Whore Sells House
A single mother in Florida by the name of Deven Traboscia is selling her house and herself on eBay for the low, low price of $840,000.
Did I say low price? I meant outrageous price!
In her own words, prospective buyers are paying $340,000 for her two-thousand square foot home, and $500,000 for her unknown square foot vagina — which she’s already used to pop out two kids. Doesn’t sound like a great deal to me.
I’m no state-licensed vagina appraiser, but at 42 years old, and after having served two active tours of duty as a human cloner, that pussy is going for about a million dollars a square foot. The warranty on that thing has expired. The elastic band on thrift store underpants are tighter than that turkey gobbler. The girl’s junk would make a better shammy than a sex toy.
$500,000? In the immortal words of Gerrit Graham, “That’s too fuckin high!”
I’m not here to debate this to degrees of whoredom. All women are whores. Deven Traboscia is no different.
If a woman gets money because some guy thought he was going to get laid, she’s not a “clever lady businessman”, or “empowered”, she’s just a high priced prostitute. Think about it like this: if a cop takes money from criminals who think the law will treat them leniently because of it, that cop is a criminal. He’s not empowered. And if he decides to throw the book at them anyway, he’s just an asshole as well. Either way, he’s still a fucking criminal.
All women are whores.
What I am here to debate is price. In today’s market, the only real estate going for a million dollars a square foot is located in the center of Vatican City. In today’s vagina market, some old broad’s junk going for that same price per cubic foot is just as absurd. The three most important things to keep in mind when buying real estate are location, location, location. The three most important things to keep in mind when it comes to buying vagina are: age, age, age. If she’s over 23, don’t spend a dime. If she’s under 23, take her to TGI Friday’s.
Girls under 23 don’t know the difference between fine cuisine and fried shit.
For every decade a girl ages after 23, her value drops by 100%. That means that at 42, Deven Traboscia has priced herself $500,000 more than her market value. And don’t even talk to me about condition because from I can tell she’s as used as they come. Let’s look at the facts. She couldn’t keep at least one man happy (if the father of her children happens to be one man. It could be two!), and she failed at internet dating. Internet dating is the female equivalent of fishing with dynamite. Men on those sites are so desperate, they’ll pay just for the prospect of paying for sex. If a whore can’t find a steady customer to take care of her two-thousand foot mortgage payments there, then something is wrong with her.
And something always is. The only women on internet dating sites are delusional pseudo-career types who forever sit on the fence of feminism. They’re too useless to commit to their jobs and earn self-reliance, and they’re too arrogant to submit to a man and earn happiness.
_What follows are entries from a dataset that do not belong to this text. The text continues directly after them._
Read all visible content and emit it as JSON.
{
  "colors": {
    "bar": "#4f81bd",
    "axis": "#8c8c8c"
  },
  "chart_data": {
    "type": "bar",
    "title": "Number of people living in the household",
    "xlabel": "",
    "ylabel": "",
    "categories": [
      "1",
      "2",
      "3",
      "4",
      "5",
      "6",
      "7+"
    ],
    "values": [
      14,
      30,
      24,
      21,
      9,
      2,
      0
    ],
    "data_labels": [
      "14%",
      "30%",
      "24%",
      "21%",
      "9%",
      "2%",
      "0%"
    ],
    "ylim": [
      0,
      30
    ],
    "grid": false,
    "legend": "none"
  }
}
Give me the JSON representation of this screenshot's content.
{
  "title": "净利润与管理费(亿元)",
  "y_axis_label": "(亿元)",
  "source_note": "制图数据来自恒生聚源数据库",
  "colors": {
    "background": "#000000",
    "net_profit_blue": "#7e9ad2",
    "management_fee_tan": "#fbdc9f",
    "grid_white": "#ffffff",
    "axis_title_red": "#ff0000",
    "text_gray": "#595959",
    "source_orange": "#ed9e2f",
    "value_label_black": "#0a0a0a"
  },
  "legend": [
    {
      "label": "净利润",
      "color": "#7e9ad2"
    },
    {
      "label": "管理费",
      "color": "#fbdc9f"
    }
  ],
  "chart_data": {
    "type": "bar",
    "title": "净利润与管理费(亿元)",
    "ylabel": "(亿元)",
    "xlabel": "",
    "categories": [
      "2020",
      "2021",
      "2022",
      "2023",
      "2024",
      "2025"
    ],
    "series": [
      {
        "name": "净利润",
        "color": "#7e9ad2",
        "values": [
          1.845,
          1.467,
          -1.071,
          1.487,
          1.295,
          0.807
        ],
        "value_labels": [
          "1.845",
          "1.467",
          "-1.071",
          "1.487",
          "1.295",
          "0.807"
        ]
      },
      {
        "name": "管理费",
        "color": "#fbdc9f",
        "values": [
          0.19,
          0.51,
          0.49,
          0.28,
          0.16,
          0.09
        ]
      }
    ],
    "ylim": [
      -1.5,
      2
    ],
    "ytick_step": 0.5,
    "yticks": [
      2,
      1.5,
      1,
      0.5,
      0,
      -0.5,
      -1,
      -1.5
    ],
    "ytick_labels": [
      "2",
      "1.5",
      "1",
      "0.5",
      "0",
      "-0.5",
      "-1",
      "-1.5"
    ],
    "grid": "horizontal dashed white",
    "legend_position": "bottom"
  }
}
Quote the shit out of that last sentence because is the very nature of women.
You can call it chivalry, you can call it romance, you can call it “true love”, but what it really is is the exchange of money for sex. Period.
Without whores, men would never get laid. No man alive is immune to it. If you think you are, try getting laid by doing absolutely nothing. Be a nobody, spend no money, and don’t do anything to show you “care”. As a man, your time and your labor are money. You trade them for money from 9 to 5, and when you trade them to impress some dozy bitch, you’re paying for that pussy with something called Opportunity Cost. While you were listening to how much she “wants to be a veteraniarian” or how much she “wishes her stuffed animals could talk to her”, you could have been curing cancer or becoming a rock star. You gave that up to get laid.
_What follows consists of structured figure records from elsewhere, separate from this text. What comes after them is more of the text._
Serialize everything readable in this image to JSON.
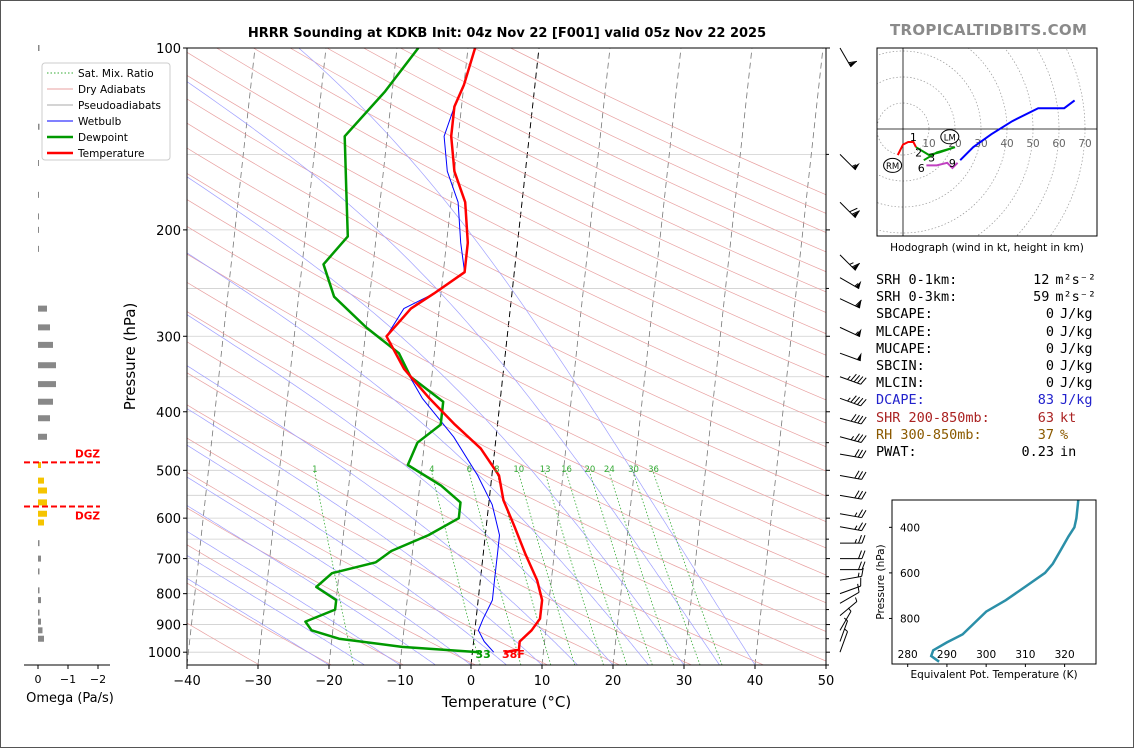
{
  "brand": "TROPICALTIDBITS.COM",
  "title": "HRRR Sounding at KDKB Init: 04z Nov 22 [F001] valid 05z Nov 22 2025",
  "colors": {
    "temperature": "#ff0000",
    "dewpoint": "#009900",
    "wetbulb": "#0000ff",
    "dry": "#e8a0a0",
    "pseudo": "#a0a0ff",
    "mix": "#33aa33",
    "dcape": "#2222cc",
    "shr": "#aa2222",
    "rh": "#8b5a00",
    "theta": "#2b8fa8"
  },
  "chart_data": [
    {
      "type": "line",
      "name": "skew-t",
      "xlabel": "Temperature (°C)",
      "ylabel": "Pressure (hPa)",
      "xlim": [
        -40,
        50
      ],
      "ylim": [
        1050,
        100
      ],
      "y_scale": "log",
      "x_ticks": [
        -40,
        -30,
        -20,
        -10,
        0,
        10,
        20,
        30,
        40,
        50
      ],
      "x_tick_labels": [
        "−40",
        "−30",
        "−20",
        "−10",
        "0",
        "10",
        "20",
        "30",
        "40",
        "50"
      ],
      "y_ticks": [
        100,
        200,
        300,
        400,
        500,
        600,
        700,
        800,
        900,
        1000
      ],
      "legend": {
        "position": "top-left",
        "entries": [
          "Sat. Mix. Ratio",
          "Dry Adiabats",
          "Pseudoadiabats",
          "Wetbulb",
          "Dewpoint",
          "Temperature"
        ]
      },
      "mixing_ratio_labels": [
        "1",
        "4",
        "6",
        "8",
        "10",
        "13",
        "16",
        "20",
        "24",
        "30",
        "36"
      ],
      "mixing_ratio_values": [
        1,
        4,
        6,
        8,
        10,
        13,
        16,
        20,
        24,
        30,
        36
      ],
      "series": [
        {
          "name": "Temperature",
          "points": [
            [
              4.5,
              1000
            ],
            [
              6.5,
              990
            ],
            [
              6.5,
              960
            ],
            [
              8,
              920
            ],
            [
              9,
              880
            ],
            [
              9,
              820
            ],
            [
              8,
              760
            ],
            [
              6,
              690
            ],
            [
              4,
              620
            ],
            [
              2,
              560
            ],
            [
              1,
              510
            ],
            [
              -2,
              460
            ],
            [
              -6,
              420
            ],
            [
              -10,
              380
            ],
            [
              -14,
              340
            ],
            [
              -17,
              300
            ],
            [
              -14,
              270
            ],
            [
              -11,
              255
            ],
            [
              -7,
              235
            ],
            [
              -7,
              210
            ],
            [
              -8,
              180
            ],
            [
              -10,
              160
            ],
            [
              -11,
              140
            ],
            [
              -11,
              125
            ],
            [
              -10,
              115
            ],
            [
              -9,
              100
            ]
          ]
        },
        {
          "name": "Dewpoint",
          "points": [
            [
              1,
              1000
            ],
            [
              -10,
              980
            ],
            [
              -19,
              950
            ],
            [
              -23,
              920
            ],
            [
              -24,
              890
            ],
            [
              -20,
              850
            ],
            [
              -20,
              820
            ],
            [
              -23,
              780
            ],
            [
              -21,
              740
            ],
            [
              -15,
              710
            ],
            [
              -13,
              680
            ],
            [
              -8,
              640
            ],
            [
              -4,
              600
            ],
            [
              -4,
              565
            ],
            [
              -7,
              530
            ],
            [
              -12,
              490
            ],
            [
              -11,
              450
            ],
            [
              -8,
              420
            ],
            [
              -8,
              385
            ],
            [
              -13,
              350
            ],
            [
              -15,
              320
            ],
            [
              -20,
              290
            ],
            [
              -25,
              258
            ],
            [
              -27,
              228
            ],
            [
              -24,
              205
            ],
            [
              -25,
              170
            ],
            [
              -26,
              140
            ],
            [
              -21,
              118
            ],
            [
              -17,
              100
            ]
          ]
        },
        {
          "name": "Wetbulb",
          "points": [
            [
              3,
              1000
            ],
            [
              1.5,
              960
            ],
            [
              0.5,
              920
            ],
            [
              1,
              880
            ],
            [
              2,
              820
            ],
            [
              2,
              760
            ],
            [
              2,
              720
            ],
            [
              2,
              680
            ],
            [
              2,
              640
            ],
            [
              0.5,
              570
            ],
            [
              -2,
              510
            ],
            [
              -6,
              440
            ],
            [
              -11,
              380
            ],
            [
              -17,
              300
            ],
            [
              -15,
              270
            ],
            [
              -11,
              255
            ],
            [
              -7,
              235
            ],
            [
              -8,
              210
            ],
            [
              -9,
              180
            ],
            [
              -11,
              160
            ],
            [
              -12,
              140
            ],
            [
              -11,
              125
            ],
            [
              -10,
              115
            ],
            [
              -9,
              100
            ]
          ]
        }
      ],
      "surface_labels": {
        "dewpoint": "33",
        "temperature": "38F"
      }
    },
    {
      "type": "bar",
      "name": "omega",
      "xlabel": "Omega (Pa/s)",
      "x_ticks": [
        0,
        -1,
        -2
      ],
      "x_tick_labels": [
        "0",
        "−1",
        "−2"
      ],
      "markers": [
        {
          "label": "DGZ",
          "pressure": 485
        },
        {
          "label": "DGZ",
          "pressure": 574
        }
      ],
      "bars": [
        [
          100,
          -0.05
        ],
        [
          135,
          -0.05
        ],
        [
          155,
          -0.02
        ],
        [
          175,
          -0.02
        ],
        [
          190,
          -0.02
        ],
        [
          200,
          -0.02
        ],
        [
          215,
          -0.02
        ],
        [
          270,
          -0.3
        ],
        [
          290,
          -0.4
        ],
        [
          310,
          -0.5
        ],
        [
          335,
          -0.6
        ],
        [
          360,
          -0.6
        ],
        [
          385,
          -0.5
        ],
        [
          410,
          -0.4
        ],
        [
          440,
          -0.3
        ],
        [
          490,
          -0.1
        ],
        [
          520,
          -0.2
        ],
        [
          540,
          -0.3
        ],
        [
          565,
          -0.3
        ],
        [
          590,
          -0.3
        ],
        [
          610,
          -0.2
        ],
        [
          660,
          -0.05
        ],
        [
          700,
          -0.1
        ],
        [
          735,
          -0.05
        ],
        [
          790,
          -0.05
        ],
        [
          820,
          -0.1
        ],
        [
          860,
          -0.05
        ],
        [
          890,
          -0.1
        ],
        [
          920,
          -0.15
        ],
        [
          950,
          -0.2
        ]
      ]
    },
    {
      "type": "line",
      "name": "hodograph",
      "xlabel": "Hodograph (wind in kt, height in km)",
      "ring_labels": [
        "10",
        "20",
        "30",
        "40",
        "50",
        "60",
        "70"
      ],
      "ring_values": [
        10,
        20,
        30,
        40,
        50,
        60,
        70
      ],
      "height_labels": [
        {
          "label": "1",
          "u": 4,
          "v": -3
        },
        {
          "label": "2",
          "u": 6,
          "v": -9
        },
        {
          "label": "3",
          "u": 11,
          "v": -11
        },
        {
          "label": "6",
          "u": 7,
          "v": -15
        },
        {
          "label": "9",
          "u": 19,
          "v": -13
        }
      ],
      "storm_motion": [
        {
          "label": "RM",
          "u": -4,
          "v": -14
        },
        {
          "label": "LM",
          "u": 18,
          "v": -3
        }
      ],
      "segments": [
        {
          "color": "red",
          "points": [
            [
              -2,
              -10
            ],
            [
              0,
              -6
            ],
            [
              2,
              -5
            ],
            [
              4,
              -5
            ],
            [
              5,
              -7
            ]
          ]
        },
        {
          "color": "green",
          "points": [
            [
              5,
              -7
            ],
            [
              10,
              -10
            ],
            [
              14,
              -9
            ],
            [
              20,
              -7
            ],
            [
              13,
              -9
            ],
            [
              8,
              -12
            ]
          ]
        },
        {
          "color": "magenta",
          "points": [
            [
              9,
              -14
            ],
            [
              13,
              -14
            ],
            [
              17,
              -13
            ],
            [
              19,
              -15
            ],
            [
              21,
              -13
            ]
          ]
        },
        {
          "color": "blue",
          "points": [
            [
              22,
              -12
            ],
            [
              27,
              -7
            ],
            [
              34,
              -2
            ],
            [
              42,
              3
            ],
            [
              52,
              8
            ],
            [
              62,
              8
            ],
            [
              66,
              11
            ]
          ]
        }
      ]
    },
    {
      "type": "line",
      "name": "theta-e profile",
      "xlabel": "Equivalent Pot. Temperature (K)",
      "ylabel": "Pressure (hPa)",
      "xlim": [
        276,
        328
      ],
      "ylim": [
        1000,
        280
      ],
      "x_ticks": [
        280,
        290,
        300,
        310,
        320
      ],
      "y_ticks": [
        400,
        600,
        800
      ],
      "points": [
        [
          288,
          990
        ],
        [
          286,
          965
        ],
        [
          286.5,
          940
        ],
        [
          290,
          905
        ],
        [
          294,
          870
        ],
        [
          297,
          820
        ],
        [
          300,
          770
        ],
        [
          305,
          720
        ],
        [
          310,
          660
        ],
        [
          315,
          600
        ],
        [
          317,
          560
        ],
        [
          319,
          500
        ],
        [
          321,
          440
        ],
        [
          322.5,
          400
        ],
        [
          323,
          360
        ],
        [
          323.3,
          310
        ],
        [
          323.5,
          280
        ]
      ]
    }
  ],
  "hodo_legend": "Hodograph (wind in kt, height in km)",
  "stats": [
    {
      "label": "SRH 0-1km:",
      "value": "12",
      "unit": "m²s⁻²",
      "color": "#000000"
    },
    {
      "label": "SRH 0-3km:",
      "value": "59",
      "unit": "m²s⁻²",
      "color": "#000000"
    },
    {
      "label": "SBCAPE:",
      "value": "0",
      "unit": "J/kg",
      "color": "#000000"
    },
    {
      "label": "MLCAPE:",
      "value": "0",
      "unit": "J/kg",
      "color": "#000000"
    },
    {
      "label": "MUCAPE:",
      "value": "0",
      "unit": "J/kg",
      "color": "#000000"
    },
    {
      "label": "SBCIN:",
      "value": "0",
      "unit": "J/kg",
      "color": "#000000"
    },
    {
      "label": "MLCIN:",
      "value": "0",
      "unit": "J/kg",
      "color": "#000000"
    },
    {
      "label": "DCAPE:",
      "value": "83",
      "unit": "J/kg",
      "color": "#2222cc"
    },
    {
      "label": "SHR 200-850mb:",
      "value": "63",
      "unit": "kt",
      "color": "#aa2222"
    },
    {
      "label": "RH 300-850mb:",
      "value": "37",
      "unit": "%",
      "color": "#8b5a00"
    },
    {
      "label": "PWAT:",
      "value": "0.23",
      "unit": "in",
      "color": "#000000"
    }
  ],
  "barbs": [
    [
      100,
      330,
      60
    ],
    [
      150,
      315,
      55
    ],
    [
      180,
      315,
      70
    ],
    [
      220,
      315,
      65
    ],
    [
      240,
      300,
      55
    ],
    [
      260,
      295,
      60
    ],
    [
      290,
      295,
      55
    ],
    [
      320,
      290,
      50
    ],
    [
      350,
      290,
      45
    ],
    [
      380,
      290,
      45
    ],
    [
      410,
      285,
      40
    ],
    [
      440,
      285,
      35
    ],
    [
      470,
      280,
      30
    ],
    [
      510,
      280,
      30
    ],
    [
      550,
      280,
      30
    ],
    [
      590,
      280,
      25
    ],
    [
      620,
      280,
      25
    ],
    [
      660,
      270,
      25
    ],
    [
      700,
      270,
      20
    ],
    [
      730,
      270,
      20
    ],
    [
      760,
      260,
      15
    ],
    [
      800,
      250,
      10
    ],
    [
      830,
      240,
      10
    ],
    [
      870,
      230,
      5
    ],
    [
      920,
      210,
      5
    ],
    [
      960,
      200,
      5
    ],
    [
      1000,
      200,
      5
    ]
  ]
}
And nothing is wrong with any of that! Unless the money being exchanged is $500,000 more than it should be! There’s nothing wrong with prostitution, but there is something wrong with overpaying.
If you read Deven’s justification for this promotional sham, you’ll find that she intends to hold out for “true love”. In woman terms, that means she reserves the right to put out until a yet to be determined sum is negotiated — and then paid. In man terms, she’s a fucking cocktease. Buyer beware!
That “spark” women are always complaining about is the actuation of a woman’s sex drive as a function of how much money and time she thinks she can get out of you and still stay within her personal comfort level of fraudulent behavior. In business, we call that market research. “Chemistry” is nothing more than subconscious market research done by the most devious salesmen the world has ever known: women.
Who else but a woman could sell dry roast beef years past it’s prime for $500,000 and still keep a straight face?
If any of you are thinking of bidding on Deven’s vagina (and house), I have this advice. Wait a few years and hit her fourteen daughter up for some of that “true love”. The apple never falls far from the tree; especially when that apple sees her father two days a week.
All women are whores and they all hate sex. You don’t have to like your job to get it done. The only miners I ever saw whistle while they worked were cartoons.
UPDATE 6/28:
The Sun Sentinel has changed Deven’s picture to one that makes her look less wrinkled. Here is the original.
UPDATE 6/29:
Please disregard my earlier advice to wait for Deven’s daughter to become available. It was just brought to my attention that she looks like a bargain bin transsexual.